Writing a Guide to SDF Fonts

47 points by chunkles 3 hours ago on hackernews | 4 comments

Back in 2024 I learned about SDF (signed distance field) rendering of fonts. I was trying to implement outlines and shadows in a single pass instead of drawing over the text multiple times in different styles. I intended to use these fonts for two different projects, a game and a map generator. I got things working but didn’t fully understand why certain things worked or didn’t work. I wrote some notes on my site about what I tried. In the end, I stopped working on both the game’s fonts and the map generator, so I put all of this on hold.

Contour line visualization of distance fields

Fast forward to late 2025, and my incomplete notes sometimes show up on the first page of search results for “sdf fonts”[1]! Surely that isn’t the best page on the topic. It would be better to point to library documentation or maybe one of the research papers about the topic. My page isn’t that good.

Initially my thought was “search engines are in their decline” but then I decided “this is an opportunity”. I decided to make a page worthy of being the top search result.

I first looked through everything I had written. I already had started an “overview” page but hadn’t gotten very far on it. I also have 22 separate pages that were “diary style”, about what I did rather than what you should know.

The overview page covered how to use various SDF font libraries (msdfgen, stb_truetype, tiny-sdf, etc.). I wrote code for multiple libraries, had sketched out diagrams for various concepts, and had screenshots of outputs from each of those libraries.

Sketch of distance fields
Sketched out concepts, using Excalidraw[2]
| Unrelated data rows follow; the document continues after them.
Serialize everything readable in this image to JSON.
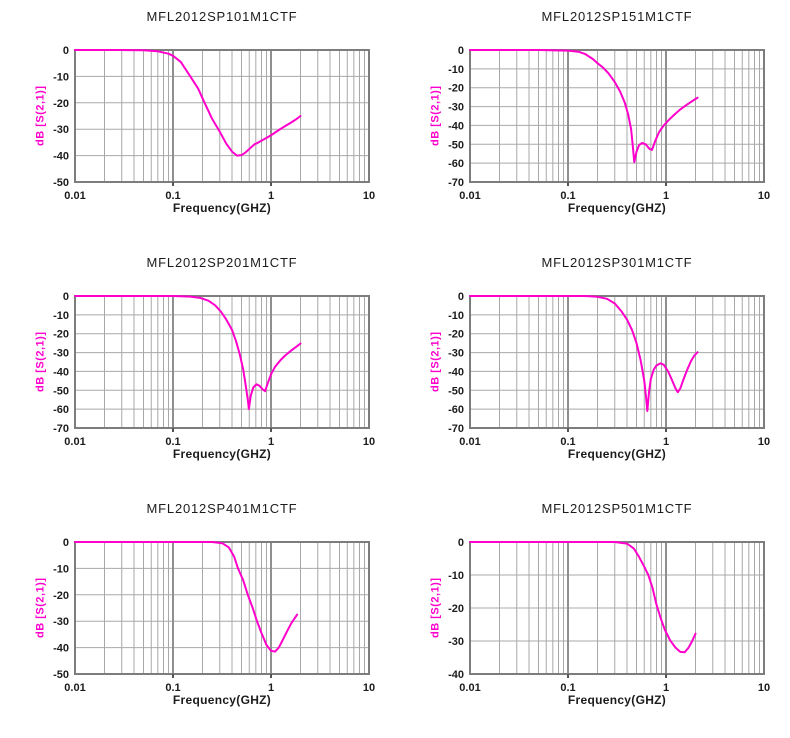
{
  "colors": {
    "curve": "#ff00cc",
    "grid_minor": "#a8a8a8",
    "grid_major": "#8f8f8f",
    "frame": "#7d7d7d",
    "tick_mark": "#555555",
    "text": "#1c1c1c",
    "ylabel_text": "#ff00cc",
    "background": "#ffffff"
  },
  "chart_data": [
    {
      "type": "line",
      "title": "MFL2012SP101M1CTF",
      "xlabel": "Frequency(GHZ)",
      "ylabel": "dB [S(2,1)]",
      "x_scale": "log",
      "xlim": [
        0.01,
        10
      ],
      "x_ticks": [
        "0.01",
        "0.1",
        "1",
        "10"
      ],
      "ylim": [
        -50,
        0
      ],
      "y_tick_step": 10,
      "grid": "on",
      "legend": "none",
      "series": [
        {
          "name": "S(2,1)",
          "points": [
            [
              0.01,
              0
            ],
            [
              0.03,
              0
            ],
            [
              0.05,
              -0.1
            ],
            [
              0.07,
              -0.5
            ],
            [
              0.09,
              -1.4
            ],
            [
              0.1,
              -2.2
            ],
            [
              0.12,
              -4.5
            ],
            [
              0.15,
              -10
            ],
            [
              0.18,
              -14.5
            ],
            [
              0.21,
              -20
            ],
            [
              0.25,
              -26
            ],
            [
              0.3,
              -31
            ],
            [
              0.35,
              -35.5
            ],
            [
              0.4,
              -38.5
            ],
            [
              0.45,
              -40
            ],
            [
              0.5,
              -39.8
            ],
            [
              0.55,
              -38.8
            ],
            [
              0.62,
              -37
            ],
            [
              0.68,
              -35.7
            ],
            [
              0.73,
              -35.2
            ],
            [
              0.8,
              -34.3
            ],
            [
              0.9,
              -33.3
            ],
            [
              1.0,
              -32.3
            ],
            [
              1.2,
              -30.3
            ],
            [
              1.4,
              -28.8
            ],
            [
              1.6,
              -27.5
            ],
            [
              1.8,
              -26.3
            ],
            [
              2.0,
              -25
            ]
          ]
        }
      ]
    },
    {
      "type": "line",
      "title": "MFL2012SP151M1CTF",
      "xlabel": "Frequency(GHZ)",
      "ylabel": "dB [S(2,1)]",
      "x_scale": "log",
      "xlim": [
        0.01,
        10
      ],
      "x_ticks": [
        "0.01",
        "0.1",
        "1",
        "10"
      ],
      "ylim": [
        -70,
        0
      ],
      "y_tick_step": 10,
      "grid": "on",
      "legend": "none",
      "series": [
        {
          "name": "S(2,1)",
          "points": [
            [
              0.01,
              0
            ],
            [
              0.05,
              0
            ],
            [
              0.1,
              -0.3
            ],
            [
              0.13,
              -1
            ],
            [
              0.15,
              -2.2
            ],
            [
              0.18,
              -4.8
            ],
            [
              0.2,
              -7
            ],
            [
              0.23,
              -9.5
            ],
            [
              0.26,
              -12.5
            ],
            [
              0.3,
              -17
            ],
            [
              0.34,
              -22
            ],
            [
              0.38,
              -28
            ],
            [
              0.41,
              -34
            ],
            [
              0.44,
              -42
            ],
            [
              0.46,
              -52
            ],
            [
              0.475,
              -59.5
            ],
            [
              0.5,
              -54
            ],
            [
              0.53,
              -50.5
            ],
            [
              0.57,
              -49.3
            ],
            [
              0.62,
              -50
            ],
            [
              0.68,
              -52.5
            ],
            [
              0.72,
              -53
            ],
            [
              0.78,
              -48
            ],
            [
              0.85,
              -43.5
            ],
            [
              0.95,
              -40
            ],
            [
              1.05,
              -37.5
            ],
            [
              1.2,
              -34.5
            ],
            [
              1.4,
              -31.5
            ],
            [
              1.6,
              -29.3
            ],
            [
              1.8,
              -27.5
            ],
            [
              2.0,
              -26
            ],
            [
              2.1,
              -25.3
            ]
          ]
        }
      ]
    },
    {
      "type": "line",
      "title": "MFL2012SP201M1CTF",
      "xlabel": "Frequency(GHZ)",
      "ylabel": "dB [S(2,1)]",
      "x_scale": "log",
      "xlim": [
        0.01,
        10
      ],
      "x_ticks": [
        "0.01",
        "0.1",
        "1",
        "10"
      ],
      "ylim": [
        -70,
        0
      ],
      "y_tick_step": 10,
      "grid": "on",
      "legend": "none",
      "series": [
        {
          "name": "S(2,1)",
          "points": [
            [
              0.01,
              0
            ],
            [
              0.1,
              0
            ],
            [
              0.15,
              -0.3
            ],
            [
              0.19,
              -1
            ],
            [
              0.23,
              -2.5
            ],
            [
              0.27,
              -5
            ],
            [
              0.31,
              -8.5
            ],
            [
              0.35,
              -12.5
            ],
            [
              0.4,
              -18
            ],
            [
              0.44,
              -24
            ],
            [
              0.48,
              -31
            ],
            [
              0.52,
              -39
            ],
            [
              0.55,
              -47
            ],
            [
              0.58,
              -55
            ],
            [
              0.595,
              -60
            ],
            [
              0.62,
              -53
            ],
            [
              0.66,
              -48.5
            ],
            [
              0.71,
              -46.8
            ],
            [
              0.76,
              -47.5
            ],
            [
              0.82,
              -49.5
            ],
            [
              0.87,
              -50.5
            ],
            [
              0.93,
              -46
            ],
            [
              1.0,
              -41.5
            ],
            [
              1.1,
              -37.5
            ],
            [
              1.25,
              -34
            ],
            [
              1.4,
              -31.5
            ],
            [
              1.6,
              -29
            ],
            [
              1.8,
              -27
            ],
            [
              2.0,
              -25.2
            ]
          ]
        }
      ]
    },
    {
      "type": "line",
      "title": "MFL2012SP301M1CTF",
      "xlabel": "Frequency(GHZ)",
      "ylabel": "dB [S(2,1)]",
      "x_scale": "log",
      "xlim": [
        0.01,
        10
      ],
      "x_ticks": [
        "0.01",
        "0.1",
        "1",
        "10"
      ],
      "ylim": [
        -70,
        0
      ],
      "y_tick_step": 10,
      "grid": "on",
      "legend": "none",
      "series": [
        {
          "name": "S(2,1)",
          "points": [
            [
              0.01,
              0
            ],
            [
              0.15,
              0
            ],
            [
              0.2,
              -0.4
            ],
            [
              0.25,
              -1.5
            ],
            [
              0.3,
              -4
            ],
            [
              0.35,
              -8
            ],
            [
              0.4,
              -12.5
            ],
            [
              0.45,
              -18
            ],
            [
              0.5,
              -25
            ],
            [
              0.55,
              -34
            ],
            [
              0.6,
              -45
            ],
            [
              0.63,
              -55
            ],
            [
              0.645,
              -61
            ],
            [
              0.67,
              -51
            ],
            [
              0.7,
              -44
            ],
            [
              0.75,
              -39
            ],
            [
              0.8,
              -36.8
            ],
            [
              0.88,
              -35.7
            ],
            [
              0.95,
              -36.5
            ],
            [
              1.05,
              -40
            ],
            [
              1.15,
              -44.5
            ],
            [
              1.25,
              -49
            ],
            [
              1.32,
              -51
            ],
            [
              1.4,
              -49
            ],
            [
              1.5,
              -44.5
            ],
            [
              1.65,
              -39
            ],
            [
              1.8,
              -34.5
            ],
            [
              1.95,
              -31.5
            ],
            [
              2.1,
              -29.8
            ]
          ]
        }
      ]
    },
    {
      "type": "line",
      "title": "MFL2012SP401M1CTF",
      "xlabel": "Frequency(GHZ)",
      "ylabel": "dB [S(2,1)]",
      "x_scale": "log",
      "xlim": [
        0.01,
        10
      ],
      "x_ticks": [
        "0.01",
        "0.1",
        "1",
        "10"
      ],
      "ylim": [
        -50,
        0
      ],
      "y_tick_step": 10,
      "grid": "on",
      "legend": "none",
      "series": [
        {
          "name": "S(2,1)",
          "points": [
            [
              0.01,
              0
            ],
            [
              0.25,
              0
            ],
            [
              0.32,
              -0.5
            ],
            [
              0.37,
              -2
            ],
            [
              0.42,
              -5.5
            ],
            [
              0.46,
              -10
            ],
            [
              0.52,
              -14.5
            ],
            [
              0.58,
              -20
            ],
            [
              0.65,
              -25
            ],
            [
              0.72,
              -30
            ],
            [
              0.8,
              -34.5
            ],
            [
              0.9,
              -39
            ],
            [
              1.0,
              -41.2
            ],
            [
              1.1,
              -41.5
            ],
            [
              1.2,
              -40
            ],
            [
              1.3,
              -37.5
            ],
            [
              1.45,
              -34
            ],
            [
              1.6,
              -31
            ],
            [
              1.75,
              -28.8
            ],
            [
              1.85,
              -27.5
            ]
          ]
        }
      ]
    },
    {
      "type": "line",
      "title": "MFL2012SP501M1CTF",
      "xlabel": "Frequency(GHZ)",
      "ylabel": "dB [S(2,1)]",
      "x_scale": "log",
      "xlim": [
        0.01,
        10
      ],
      "x_ticks": [
        "0.01",
        "0.1",
        "1",
        "10"
      ],
      "ylim": [
        -40,
        0
      ],
      "y_tick_step": 10,
      "grid": "on",
      "legend": "none",
      "series": [
        {
          "name": "S(2,1)",
          "points": [
            [
              0.01,
              0
            ],
            [
              0.3,
              0
            ],
            [
              0.4,
              -0.5
            ],
            [
              0.47,
              -2
            ],
            [
              0.53,
              -4.5
            ],
            [
              0.6,
              -7.5
            ],
            [
              0.66,
              -10
            ],
            [
              0.73,
              -14
            ],
            [
              0.8,
              -19
            ],
            [
              0.88,
              -23
            ],
            [
              0.97,
              -26.5
            ],
            [
              1.1,
              -29.8
            ],
            [
              1.25,
              -32
            ],
            [
              1.4,
              -33.3
            ],
            [
              1.55,
              -33.4
            ],
            [
              1.7,
              -32
            ],
            [
              1.85,
              -30
            ],
            [
              2.0,
              -27.8
            ]
          ]
        }
      ]
    }
  ]
}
At some point I realized the scope was too large. I had spent the most time with msdfgen and hadn’t yet learned enough about the other libraries to write a proper guide. They all worked differently. I kept getting stuck. So I reduced the scope. In redesign 2 I decided to only use msdfgen, but show the various tradeoffs involved (atlas size, antialias width, shader derivatives, smoothing function).

I made several diagrams for concepts, such as:

Diagram of glyph bounds Diagram of layout algorithm Diagram of reading from font atlas
Diagrams from redesign 2, using Excalidraw[3]

And I started running tests. I wanted to compare the effect of atlas size, so I made lots of screenshots and started looking closely. I wanted to come up with a way to recommend a specific size. I wanted to make recommendations for all the other parameters. I showed all the commands I ran.

At some point I realized I could run tests forever. And I had already done that last year, and wrote it up in blog posts (one and two). Doing it again here didn’t seem especially valuable. So I pivoted to a “how to” page. In redesign 3 I decided to show the concepts, then a JavaScript implementation using CPU rendering, and then another implementation using GPU rendering. I made new versions of the diagrams:

Cleaned up diagram of glyph bounds Cleaned up diagram of layout algorithm Cleaned up diagram of reading from font atlas
Diagrams from redesign 3, hand-written SVG

I was making progress on that page but it didn’t feel like a Red Blob Games page. The page started out with tons of shell commands, and then showed lots of code. It felt like a page that only I would find useful. So I started over and designed a “concepts” page. In redesign 4 I focused on what effects I wanted, how SDF works, and how to use it to create those effects. I again reduced the scope by removing the implementation details. What I had already written, I moved to a separate (unpolished) page. And I never wrote a standalone downloadable project like I originally wanted.

I had tried several ideas over the past year but didn’t make a lot of progress until I figured out what I actually wanted to put on the page:

Chart of how active I was each day
Work over the past year, using Cal-heatmap[4]

I’m finally happy with the page.  Take a look! I hope search engines point to it eventually.